Editors note: This article was written some 3 years ago. We have edited out dated comments but left the principal arguments of the author untouched. We use it as our feature article this month on the day that the Federal ALP will decide whether same-sex marriage will become part of its policy platform.

If same-sex marriage is ever approved in Australian let me make a prediction. In about 30 years, we will be shaking our heads at yet another failed social experiment.

All the hallmarks are there. Like many other failed social experiments before it, the same-sex marriage agenda is driven by a blinding rush of idealism filled with the best of intentions. Under the guise of multiculturalism, we allowed a laudable desire for tolerance to morph into Balkanisation, separatism and contempt for Western values. Seduced by slogans, we verge on beginning another disastrous social experiment with same-sex marriage.

As always, the rhetoric is first-rate. Inclusion, tolerance and equality of minorities are proffered as the philosophical reasons for gay marriage laws. Ergo, those who question gay marriage must be intolerant types who eschew these basic human rights. When the federal Government indicated it would move against proposed ACT civil unions law, critics were quick to conjure up a gay version of the White Australia Policy.

Advocates of same-sex marriage say marriage is a private affair between two consenting adults, regardless of gender. Therefore, gay marriage is all about ending discrimination. It's a sweet idea, this notion that marriage is just private love sealed by the state. But it ignores our learned wisdom from human experience. The state has a long history of defending traditional marriage not because it likes to put its stamp of approval on love affairs but because of its institutional value: marriage has withstood the test of time as the best way to rear the next generation.

Circumstances and human fault sometimes get in the way of children being reared by a mother and a father. But to suggest that marriage is just about love between two adults ignores the fact marriage is a social compact between a mother, a father, children and the state. The state has always protected marriage because, in a nutshell, it guarantees society's future. The discrimination divas and dons will twitch at this, but treating homosexual unions differently from marriage is not discrimination.

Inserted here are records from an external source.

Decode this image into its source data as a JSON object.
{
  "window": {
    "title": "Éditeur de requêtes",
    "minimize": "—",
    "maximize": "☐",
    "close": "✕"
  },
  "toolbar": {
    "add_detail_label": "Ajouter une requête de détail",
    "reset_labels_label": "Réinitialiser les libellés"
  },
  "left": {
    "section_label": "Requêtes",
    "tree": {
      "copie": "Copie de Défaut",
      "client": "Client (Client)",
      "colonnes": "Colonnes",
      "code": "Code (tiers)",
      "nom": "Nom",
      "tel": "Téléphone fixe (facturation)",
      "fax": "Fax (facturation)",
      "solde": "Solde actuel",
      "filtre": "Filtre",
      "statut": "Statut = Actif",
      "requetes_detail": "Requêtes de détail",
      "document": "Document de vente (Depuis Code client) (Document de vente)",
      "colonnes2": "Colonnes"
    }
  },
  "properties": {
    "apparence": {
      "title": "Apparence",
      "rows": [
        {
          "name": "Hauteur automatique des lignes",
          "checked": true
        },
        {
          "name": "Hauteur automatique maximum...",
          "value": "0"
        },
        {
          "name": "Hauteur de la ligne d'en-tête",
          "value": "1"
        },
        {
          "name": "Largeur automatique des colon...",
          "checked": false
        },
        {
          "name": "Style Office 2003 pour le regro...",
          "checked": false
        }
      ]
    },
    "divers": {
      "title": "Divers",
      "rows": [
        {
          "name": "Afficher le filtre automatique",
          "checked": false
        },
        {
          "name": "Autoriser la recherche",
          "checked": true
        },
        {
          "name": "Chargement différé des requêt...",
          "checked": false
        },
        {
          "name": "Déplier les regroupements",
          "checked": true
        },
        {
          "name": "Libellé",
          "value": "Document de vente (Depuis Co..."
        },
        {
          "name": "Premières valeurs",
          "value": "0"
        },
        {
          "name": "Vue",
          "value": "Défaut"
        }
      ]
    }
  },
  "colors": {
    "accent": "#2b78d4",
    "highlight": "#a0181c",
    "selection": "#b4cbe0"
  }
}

Are same-sex relationships different from traditional marriages? Of course they are. The procreation and nurturing of children in a marriage is a central building block of society. Which is why the state has an interest in keeping married couples together rather than allowing parties to end the relationship in a huffy moment by shooting off a letter to a bureaucrat.

If the philosophical case for gay marriage is messy, the practical consequences are downright scary. Once you say that gay marriage and traditional marriage are legally the same, certain things follow. School children are taught that there is no difference between same-sex marriage and traditional marriage". From the self-centric vantage point of adults, that giant leap may seem cosy and inclusive. But children are likely to be the biggest losers. Because, let's face it, the push for gay marriage is proving to be the precursor to gay adoption.

In Spain, where gay marriage and gay adoption have been sanctioned by the state, the idea of a child having a mother and a father is about to be relegated to the past. As religious scholar George Weigel notes in Commentary magazine, the Government has announced that the words mother and father will be removed from Spanish birth certificates. Instead, a child's parents will be listed as Progenitor A and Progenitor B.

A society that so readily disregards the role of mother and father is embarking on a dangerous social experiment that clashes with biology and human nature. It is an experiment premised on the rights of adults to have a child, not those of a child to have a father and a mother. Once again, there is much sweet talk about love. Children in same-sex marriages may be surrounded by love. But deprived of a mother or father, we simply don't know enough about the outcomes for those children reared in gay marriages.

And, as with other social experiments pursued in the name of tolerance, the agenda for same-sex marriage and same-sex adoption has introduced an aggressive and intolerant secularism. One of the oldest adoption agencies in the US, the Catholic Charities of Boston, is being forced by state discrimination laws to stop arranging adoptions because it opposes gay adoption. So in Massachusetts it is, in this respect at least, illegal to act on your religious beliefs.

These are early hints of where we are headed if we rush down the road of same-sex marriage. They all point to an experiment that, once again, will end in tears.